Purpose of annotations

The aim of the annotations is to have a ground-truth file of the BOSS dataset with the following requirements:

It must point out the actions and interactions occurring in the videos by indicating their starting and ending frames
It must have enough labels to have a wide range of actions and interactions
It mustn't have too many labels for each action and interaction is represented enough times in order to allow the training of a classifier
The file must be easy to understand

The file is available here: AnnotationsBOSS_v1.xlsx

Explanations

The labels chosen for actions are: walking, sitting, standing, laying down.
The labels chosen for interactions are: fight, handshake, kissing on the cheeks, hugging, helping.

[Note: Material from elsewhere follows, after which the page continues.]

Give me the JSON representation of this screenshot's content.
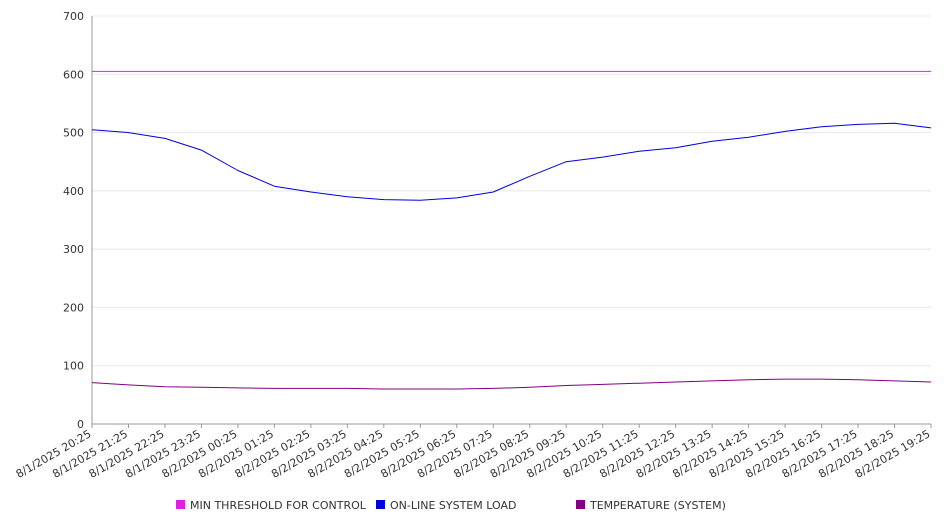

As it can be seen on the videos, many others actions and interactions occur such as kneeling, using a cellphone, harassing, reading a newspaper or dancing. However, those events are not happening enough times or are too difficult to precisely point out to be relevant for the purpose of the annotations file.

The has got two worksheets, one for actions and the other for the interactions.
The actions work sheet is classified by cameras. In each camera section, there is one array for each video.
In those arrays, the first column indicates the actions happening in the video while the first row indicates the persons in the video. The persons are numbered according to their order of entrance. A person is labelled as entering when half of their body is visible, it's labelled as leaving when there is less than half of there body is visible.

When an action is detected, its starting frame number is indicated in the "start x" column in the corresponding row. When this action ends, its ending frame number is indicated in the "end x" column in the corresponding row. As soon as a new action occurs, its starting and ending frames numbers are annotated in the same columns as the previous action if the new action is placed under the previous one. If not, it's placed in a new pair of columns.
This way, the flow of actions for a person must be read from top to bottom then left to right, as suggested by the red arrows on the following picture.

For instance, on the example above, person 1 does action 1 then 2, then 4,then 3, and at last 5. Meanwhile, the person 2 does action 1 then 3 two times before doing action 1 one last time.

For interactions, things are simpler.
As for actions, interactions are indicated on the first row. For each interaction the number of people involved is indicated, who they are, and the starting and ending frames as well as actions.
This way, interactions are indicated in the same fashion as actions.